Hydroplaning

Springtime can be a challenging season for driving with the wet weather conditions. Hydroplaning is a dangerous driving situation to avoid, but if you cannot it is best to be prepared.

How To Avoid Hydroplaning

1. Reduce Your Speed

Most automobile safety experts agree that hydroplaning is most likely to occur at speeds greater than thirty-five miles per hour. Drive 10-20 kilometres slower than the speed limit to start, and even slower in heavy rain or windy conditions.  Avoid sudden accelerations at all costs.

2. No Cruise Control

Never use your vehicle’s cruise control function while it is raining or while driving on wet roads. If you were to begin hydroplaning while driving with the cruise control on, it will take additional time for you to disable the function before beginning to regain control of your vehicle. 

3. Avoid Puddles & Standing Water

Try to avoid any place that you can see has collected water. It only takes a small film of water to cause hydroplaning. If you can actually see standing water, it is highly probable that your vehicle will hydroplane as it drives over it.

Regain Control From Hydroplaning

1. Ease Your Foot Off The Accelerator Immediately

Never use your brakes to respond to hydroplaning. Sudden braking on a wet roadway can cause your car to skid completely out of control.

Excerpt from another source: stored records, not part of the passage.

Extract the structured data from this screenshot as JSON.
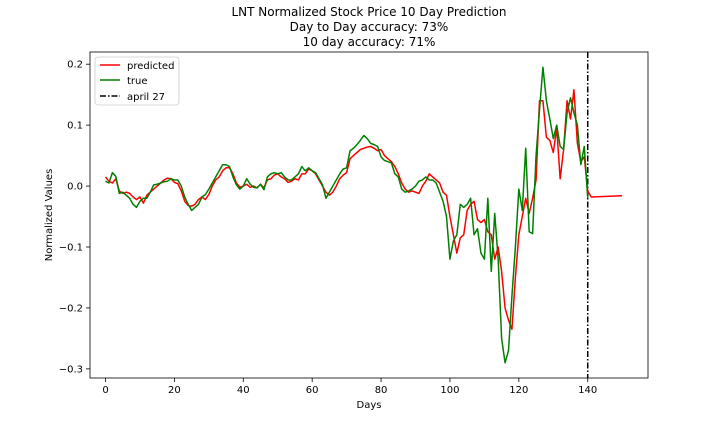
{
  "chart_data": {
    "type": "line",
    "title": "LNT Normalized Stock Price 10 Day Prediction",
    "subtitle_lines": [
      "Day to Day accuracy: 73%",
      "10 day accuracy: 71%"
    ],
    "xlabel": "Days",
    "ylabel": "Normalized Values",
    "xlim": [
      -4.5,
      157.5
    ],
    "ylim": [
      -0.315,
      0.22
    ],
    "xticks": [
      0,
      20,
      40,
      60,
      80,
      100,
      120,
      140
    ],
    "yticks": [
      -0.3,
      -0.2,
      -0.1,
      0.0,
      0.1,
      0.2
    ],
    "ytick_labels": [
      "−0.3",
      "−0.2",
      "−0.1",
      "0.0",
      "0.1",
      "0.2"
    ],
    "grid": false,
    "legend_position": "top-left",
    "vline": {
      "x": 140,
      "label": "april 27",
      "color": "#000000",
      "style": "dashdot"
    },
    "series": [
      {
        "name": "predicted",
        "color": "#ff0000",
        "points": [
          [
            0,
            0.015
          ],
          [
            1,
            0.008
          ],
          [
            2,
            0.005
          ],
          [
            3,
            0.012
          ],
          [
            4,
            -0.008
          ],
          [
            5,
            -0.012
          ],
          [
            6,
            -0.01
          ],
          [
            7,
            -0.012
          ],
          [
            8,
            -0.018
          ],
          [
            9,
            -0.022
          ],
          [
            10,
            -0.018
          ],
          [
            11,
            -0.028
          ],
          [
            12,
            -0.015
          ],
          [
            13,
            -0.01
          ],
          [
            14,
            -0.005
          ],
          [
            15,
            0.0
          ],
          [
            16,
            0.005
          ],
          [
            17,
            0.01
          ],
          [
            18,
            0.013
          ],
          [
            19,
            0.012
          ],
          [
            20,
            0.006
          ],
          [
            21,
            0.004
          ],
          [
            22,
            -0.008
          ],
          [
            23,
            -0.025
          ],
          [
            24,
            -0.032
          ],
          [
            25,
            -0.033
          ],
          [
            26,
            -0.03
          ],
          [
            27,
            -0.022
          ],
          [
            28,
            -0.018
          ],
          [
            29,
            -0.022
          ],
          [
            30,
            -0.014
          ],
          [
            31,
            0.0
          ],
          [
            32,
            0.01
          ],
          [
            33,
            0.015
          ],
          [
            34,
            0.025
          ],
          [
            35,
            0.03
          ],
          [
            36,
            0.03
          ],
          [
            37,
            0.02
          ],
          [
            38,
            0.005
          ],
          [
            39,
            -0.002
          ],
          [
            40,
            0.0
          ],
          [
            41,
            0.003
          ],
          [
            42,
            -0.002
          ],
          [
            43,
            0.0
          ],
          [
            44,
            -0.003
          ],
          [
            45,
            0.003
          ],
          [
            46,
            -0.003
          ],
          [
            47,
            0.01
          ],
          [
            48,
            0.012
          ],
          [
            49,
            0.018
          ],
          [
            50,
            0.02
          ],
          [
            51,
            0.015
          ],
          [
            52,
            0.012
          ],
          [
            53,
            0.006
          ],
          [
            54,
            0.008
          ],
          [
            55,
            0.012
          ],
          [
            56,
            0.01
          ],
          [
            57,
            0.02
          ],
          [
            58,
            0.02
          ],
          [
            59,
            0.028
          ],
          [
            60,
            0.025
          ],
          [
            61,
            0.02
          ],
          [
            62,
            0.01
          ],
          [
            63,
            0.0
          ],
          [
            64,
            -0.01
          ],
          [
            65,
            -0.015
          ],
          [
            66,
            -0.01
          ],
          [
            67,
            0.0
          ],
          [
            68,
            0.012
          ],
          [
            69,
            0.018
          ],
          [
            70,
            0.022
          ],
          [
            71,
            0.045
          ],
          [
            72,
            0.05
          ],
          [
            73,
            0.055
          ],
          [
            74,
            0.06
          ],
          [
            75,
            0.062
          ],
          [
            76,
            0.064
          ],
          [
            77,
            0.065
          ],
          [
            78,
            0.062
          ],
          [
            79,
            0.058
          ],
          [
            80,
            0.06
          ],
          [
            81,
            0.05
          ],
          [
            82,
            0.045
          ],
          [
            83,
            0.04
          ],
          [
            84,
            0.032
          ],
          [
            85,
            0.02
          ],
          [
            86,
            0.005
          ],
          [
            87,
            -0.005
          ],
          [
            88,
            -0.01
          ],
          [
            89,
            -0.008
          ],
          [
            90,
            -0.01
          ],
          [
            91,
            -0.012
          ],
          [
            92,
            0.0
          ],
          [
            93,
            0.008
          ],
          [
            94,
            0.02
          ],
          [
            95,
            0.015
          ],
          [
            96,
            0.01
          ],
          [
            97,
            0.005
          ],
          [
            98,
            -0.01
          ],
          [
            99,
            -0.015
          ],
          [
            100,
            -0.05
          ],
          [
            101,
            -0.08
          ],
          [
            102,
            -0.11
          ],
          [
            103,
            -0.085
          ],
          [
            104,
            -0.08
          ],
          [
            105,
            -0.04
          ],
          [
            106,
            -0.03
          ],
          [
            107,
            -0.025
          ],
          [
            108,
            -0.055
          ],
          [
            109,
            -0.06
          ],
          [
            110,
            -0.055
          ],
          [
            111,
            -0.075
          ],
          [
            112,
            -0.08
          ],
          [
            113,
            -0.12
          ],
          [
            114,
            -0.1
          ],
          [
            115,
            -0.14
          ],
          [
            116,
            -0.2
          ],
          [
            117,
            -0.22
          ],
          [
            118,
            -0.235
          ],
          [
            119,
            -0.15
          ],
          [
            120,
            -0.08
          ],
          [
            121,
            -0.05
          ],
          [
            122,
            -0.02
          ],
          [
            123,
            -0.045
          ],
          [
            124,
            -0.02
          ],
          [
            125,
            0.01
          ],
          [
            126,
            0.14
          ],
          [
            127,
            0.14
          ],
          [
            128,
            0.08
          ],
          [
            129,
            0.075
          ],
          [
            130,
            0.055
          ],
          [
            131,
            0.095
          ],
          [
            132,
            0.012
          ],
          [
            133,
            0.06
          ],
          [
            134,
            0.14
          ],
          [
            135,
            0.11
          ],
          [
            136,
            0.158
          ],
          [
            137,
            0.07
          ],
          [
            138,
            0.04
          ],
          [
            139,
            0.048
          ],
          [
            140,
            -0.008
          ],
          [
            141,
            -0.018
          ],
          [
            150,
            -0.016
          ]
        ]
      },
      {
        "name": "true",
        "color": "#008000",
        "points": [
          [
            0,
            0.008
          ],
          [
            1,
            0.005
          ],
          [
            2,
            0.022
          ],
          [
            3,
            0.016
          ],
          [
            4,
            -0.012
          ],
          [
            5,
            -0.01
          ],
          [
            6,
            -0.015
          ],
          [
            7,
            -0.02
          ],
          [
            8,
            -0.03
          ],
          [
            9,
            -0.035
          ],
          [
            10,
            -0.025
          ],
          [
            11,
            -0.02
          ],
          [
            12,
            -0.02
          ],
          [
            13,
            -0.01
          ],
          [
            14,
            0.002
          ],
          [
            15,
            0.003
          ],
          [
            16,
            0.005
          ],
          [
            17,
            0.007
          ],
          [
            18,
            0.008
          ],
          [
            19,
            0.012
          ],
          [
            20,
            0.01
          ],
          [
            21,
            0.01
          ],
          [
            22,
            0.0
          ],
          [
            23,
            -0.018
          ],
          [
            24,
            -0.03
          ],
          [
            25,
            -0.04
          ],
          [
            26,
            -0.035
          ],
          [
            27,
            -0.03
          ],
          [
            28,
            -0.018
          ],
          [
            29,
            -0.014
          ],
          [
            30,
            -0.005
          ],
          [
            31,
            0.005
          ],
          [
            32,
            0.015
          ],
          [
            33,
            0.025
          ],
          [
            34,
            0.035
          ],
          [
            35,
            0.035
          ],
          [
            36,
            0.032
          ],
          [
            37,
            0.015
          ],
          [
            38,
            0.002
          ],
          [
            39,
            -0.005
          ],
          [
            40,
            0.0
          ],
          [
            41,
            0.012
          ],
          [
            42,
            0.003
          ],
          [
            43,
            -0.002
          ],
          [
            44,
            -0.003
          ],
          [
            45,
            0.003
          ],
          [
            46,
            -0.006
          ],
          [
            47,
            0.015
          ],
          [
            48,
            0.02
          ],
          [
            49,
            0.022
          ],
          [
            50,
            0.02
          ],
          [
            51,
            0.022
          ],
          [
            52,
            0.015
          ],
          [
            53,
            0.01
          ],
          [
            54,
            0.01
          ],
          [
            55,
            0.015
          ],
          [
            56,
            0.02
          ],
          [
            57,
            0.032
          ],
          [
            58,
            0.025
          ],
          [
            59,
            0.03
          ],
          [
            60,
            0.025
          ],
          [
            61,
            0.022
          ],
          [
            62,
            0.012
          ],
          [
            63,
            0.002
          ],
          [
            64,
            -0.02
          ],
          [
            65,
            -0.01
          ],
          [
            66,
            0.0
          ],
          [
            67,
            0.01
          ],
          [
            68,
            0.02
          ],
          [
            69,
            0.028
          ],
          [
            70,
            0.03
          ],
          [
            71,
            0.058
          ],
          [
            72,
            0.062
          ],
          [
            73,
            0.068
          ],
          [
            74,
            0.075
          ],
          [
            75,
            0.083
          ],
          [
            76,
            0.078
          ],
          [
            77,
            0.07
          ],
          [
            78,
            0.068
          ],
          [
            79,
            0.065
          ],
          [
            80,
            0.048
          ],
          [
            81,
            0.042
          ],
          [
            82,
            0.04
          ],
          [
            83,
            0.038
          ],
          [
            84,
            0.02
          ],
          [
            85,
            0.015
          ],
          [
            86,
            -0.005
          ],
          [
            87,
            -0.01
          ],
          [
            88,
            -0.008
          ],
          [
            89,
            -0.005
          ],
          [
            90,
            0.0
          ],
          [
            91,
            0.008
          ],
          [
            92,
            0.01
          ],
          [
            93,
            0.015
          ],
          [
            94,
            0.01
          ],
          [
            95,
            0.01
          ],
          [
            96,
            0.005
          ],
          [
            97,
            -0.01
          ],
          [
            98,
            -0.025
          ],
          [
            99,
            -0.05
          ],
          [
            100,
            -0.12
          ],
          [
            101,
            -0.09
          ],
          [
            102,
            -0.08
          ],
          [
            103,
            -0.03
          ],
          [
            104,
            -0.035
          ],
          [
            105,
            -0.03
          ],
          [
            106,
            -0.02
          ],
          [
            107,
            -0.08
          ],
          [
            108,
            -0.07
          ],
          [
            109,
            -0.11
          ],
          [
            110,
            -0.12
          ],
          [
            111,
            -0.02
          ],
          [
            112,
            -0.14
          ],
          [
            113,
            -0.045
          ],
          [
            114,
            -0.12
          ],
          [
            115,
            -0.25
          ],
          [
            116,
            -0.29
          ],
          [
            117,
            -0.27
          ],
          [
            118,
            -0.18
          ],
          [
            119,
            -0.1
          ],
          [
            120,
            -0.005
          ],
          [
            121,
            -0.04
          ],
          [
            122,
            0.062
          ],
          [
            123,
            -0.075
          ],
          [
            124,
            -0.078
          ],
          [
            125,
            0.05
          ],
          [
            126,
            0.125
          ],
          [
            127,
            0.195
          ],
          [
            128,
            0.14
          ],
          [
            129,
            0.11
          ],
          [
            130,
            0.078
          ],
          [
            131,
            0.1
          ],
          [
            132,
            0.065
          ],
          [
            133,
            0.06
          ],
          [
            134,
            0.12
          ],
          [
            135,
            0.145
          ],
          [
            136,
            0.12
          ],
          [
            137,
            0.1
          ],
          [
            138,
            0.035
          ],
          [
            139,
            0.065
          ],
          [
            140,
            -0.02
          ]
        ]
      }
    ]
  }
}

2. Turn Your Steering Wheel TOWARD The Direction Your Car is Going​

Although this sounds contradictory, this will help your tires realign with the direction your vehicle is travelling and assist you in regaining steering control.

3. Wait Until You Feel Your Tires Re-Connect With The Road​

It will be obvious to the driver when the vehicle has driven out of the hydroplaning situation. From there redirect your vehicle or pull over. 

4. Stay Calm

Hydroplaning can be very traumatic. Take time to stay calm and recover.